The report shows how the criminal justice system and media coverage have created a climate of anxiety (though not all feel equally affected), affected views on when disclosure is (and is not) necessary, shaped messages from health professionals, and affected disclosure practices. The legal and media framing of HIV as a responsibility to disclose potentially undermines HIV prevention messaging and places ever greater numbers of people living with HIV in jeopardy.
Most study participants believed that disclosure of HIV-positive status should not be a legal requirement if protected sex is practiced. There was no significant variation in opinion by age, gender, sexual orientation, or ethnicity, but more educated respondents showed less punitive views.
The study’s primary finding is that that HIV criminalisation has unfairly shifted the burden of proof so that people living with HIV are held to be guilty until proven innocent and that:
- People with HIV are now caught in a difficult he-said/(s)he-said situation of having to justify their actions;
- disgruntled partners now have a legal weapon to wield against them regardless of the facts; and
- the onus now falls on women whose male partners could ignore their wishes regarding safer sex.
In terms of general impact, many respondents reported a heightened sense of uncertainty, fear, or vulnerability, but others felt that the climate of acceptance is still better than in the early days of the epidemic, or that the prosecution of the high profile cases is justified and these people are giving all people with HIV a bad name.
To set the scene, in its introduction the report provides an extremely well-written exposition of why criminalisation HIV non-disclosure is problematic from a human rights, as well as a public health perspective. An edited version, below, provides you with a flavour of the insights.
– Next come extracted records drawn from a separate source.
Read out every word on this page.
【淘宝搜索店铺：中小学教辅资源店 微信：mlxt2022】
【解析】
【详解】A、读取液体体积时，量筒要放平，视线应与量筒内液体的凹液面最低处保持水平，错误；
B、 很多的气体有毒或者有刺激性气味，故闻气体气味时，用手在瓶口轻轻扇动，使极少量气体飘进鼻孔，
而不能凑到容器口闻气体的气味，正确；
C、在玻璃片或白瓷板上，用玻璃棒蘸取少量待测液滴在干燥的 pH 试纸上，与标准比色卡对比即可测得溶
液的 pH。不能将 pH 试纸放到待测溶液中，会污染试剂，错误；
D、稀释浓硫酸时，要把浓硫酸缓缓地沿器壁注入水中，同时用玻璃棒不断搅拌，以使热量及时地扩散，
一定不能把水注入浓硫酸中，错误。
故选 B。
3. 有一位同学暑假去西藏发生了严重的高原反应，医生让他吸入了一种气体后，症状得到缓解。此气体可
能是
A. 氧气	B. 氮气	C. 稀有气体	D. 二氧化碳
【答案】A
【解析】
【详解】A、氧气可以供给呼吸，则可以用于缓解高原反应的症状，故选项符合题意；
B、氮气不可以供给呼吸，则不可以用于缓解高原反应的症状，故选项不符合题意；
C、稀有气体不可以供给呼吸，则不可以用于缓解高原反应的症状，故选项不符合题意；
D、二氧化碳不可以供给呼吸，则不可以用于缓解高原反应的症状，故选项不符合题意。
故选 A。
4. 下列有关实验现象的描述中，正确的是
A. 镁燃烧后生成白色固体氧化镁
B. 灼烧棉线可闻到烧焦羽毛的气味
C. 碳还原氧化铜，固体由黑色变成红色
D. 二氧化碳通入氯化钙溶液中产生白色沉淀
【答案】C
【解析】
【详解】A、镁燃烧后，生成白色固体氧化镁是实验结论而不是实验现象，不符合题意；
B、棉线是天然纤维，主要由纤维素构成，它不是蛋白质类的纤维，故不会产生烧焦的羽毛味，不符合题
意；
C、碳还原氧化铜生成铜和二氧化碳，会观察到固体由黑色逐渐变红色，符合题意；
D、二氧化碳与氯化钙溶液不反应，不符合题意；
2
The relationship between disclosure and HIV risk is complex at best… While some studies have found an association between disclosure and condom use, more have found no relationship…Disclosure poses a range of challenges in everyday social situations. The demand to disclose essentially requires HIV-positive people to place themselves in a situation to be rejected or stigmatized, a situation exacerbated in a climate of rising prosecution and media attention…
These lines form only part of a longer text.